Impact Assessment

TPP to help Vietnam balance trade relations: economists

Hanoi (VNA) – The participation in the Trans-Pacific Partnership (TPP) agreement will provide a chance for Vietnam to balance its trade relations and avoid over-dependence on certain markets, economists said at a recent seminar in Ho Chi Minh City.

Deputy Minister of Agriculture and Rural Development Tran Thanh Nam said the TPP will open up an immense export market for Vietnam with a number of its staple agricultural exports benefiting from low taxes.

Foreign investment accompanied by advanced technologies and skilled labour will fan production expansion and agricultural restructuring, he added. Under the FTAs, stronger commitments to investment climate improvement and intellectual property protection will surely draw more foreign investors, particularly big groups, to Vietnam, economists added. However, the TPP participation will also pose major challenges to the country’s agriculture when imported products will create strong competitive pressure on domestic goods, Deputy Minister Nam predicted. He forecast more non-tariff barriers to be erected when tariff barriers are removed. As the TPP includes stringent regulations on copyright, labour, origin and the environment, industries with low competitiveness will suffer from losses at different levels.

While a majority of businesses shared the view that new FTAs will fuel growth, agriculture companies are concerned that it will be uneasy to make use of opportunities. It will need modern facilities, strict process and skilled labourers to ensure agricultural products’ quality throughout the production and distribution chains.

Tran Cong Thang, Deputy Director of the Institute for Policy and Strategy for Agriculture and Rural Development, urged the expeditious dissemination of FTAs’ content and information about their possible impacts on managerial agencies, enterprises, cooperatives and farmers. Vietnam must also build standard systems that meet the requirements of TPP members while preventing imported goods of inferior quality.

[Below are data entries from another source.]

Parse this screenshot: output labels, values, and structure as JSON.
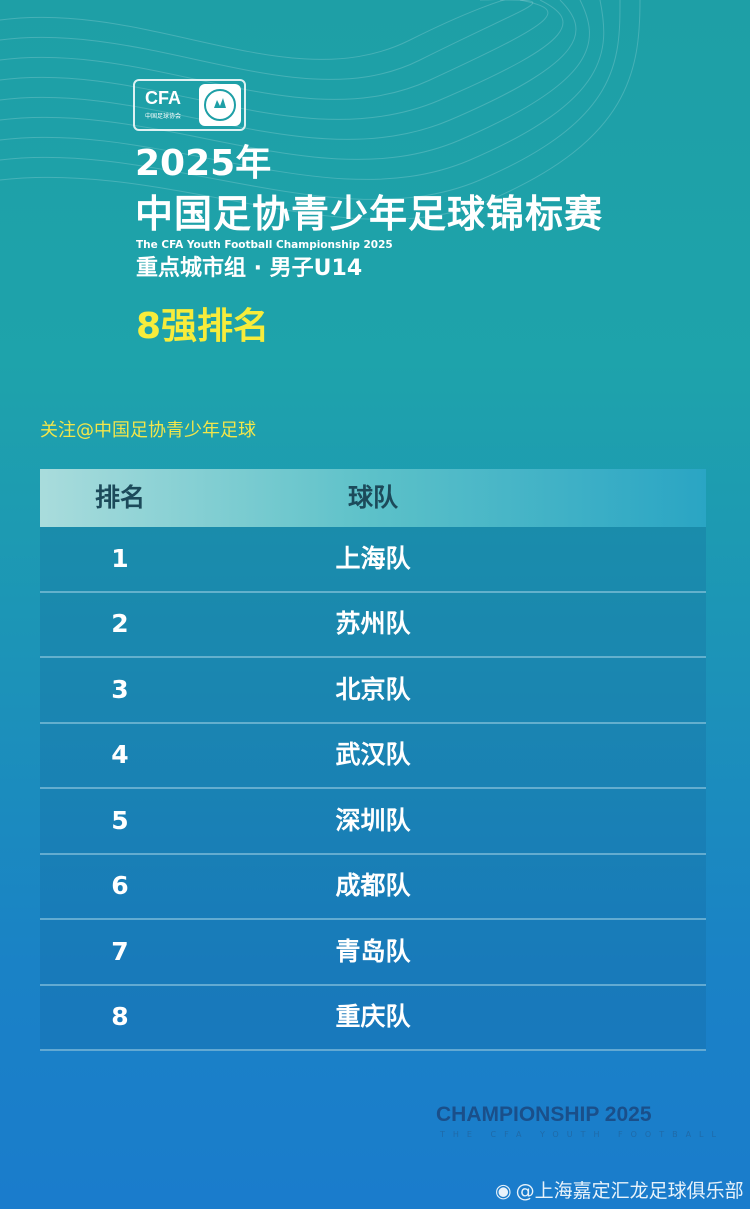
{
  "logo": {
    "brand": "CFA",
    "subtitle": "中国足球协会"
  },
  "header": {
    "year": "2025年",
    "title": "中国足协青少年足球锦标赛",
    "english": "The CFA Youth Football Championship 2025",
    "group": "重点城市组 · 男子U14",
    "ranking_title": "8强排名"
  },
  "follow": "关注@中国足协青少年足球",
  "table": {
    "headers": [
      "排名",
      "球队"
    ],
    "rows": [
      {
        "rank": "1",
        "team": "上海队"
      },
      {
        "rank": "2",
        "team": "苏州队"
      },
      {
        "rank": "3",
        "team": "北京队"
      },
      {
        "rank": "4",
        "team": "武汉队"
      },
      {
        "rank": "5",
        "team": "深圳队"
      },
      {
        "rank": "6",
        "team": "成都队"
      },
      {
        "rank": "7",
        "team": "青岛队"
      },
      {
        "rank": "8",
        "team": "重庆队"
      }
    ]
  },
  "footer": {
    "championship": "CHAMPIONSHIP 2025",
    "sub": "THE CFA YOUTH FOOTBALL"
  },
  "watermark": "@上海嘉定汇龙足球俱乐部",
  "colors": {
    "accent_yellow": "#f7ec3b",
    "bg_top": "#1e9fa6",
    "bg_bottom": "#1a7ccc"
  }
}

The country should enhance the trading of its strong farm products and join global value chains, he said, suggesting it design policies to buffer negative influences on vulnerable commodities. At the function, other mid- and long-term measures were also proposed such as accelerating agricultural restructuring, reducing dependence on imported materials, fine-tuning the policy environment, and improving the capacity of applying sanitary and phytosanitary measures.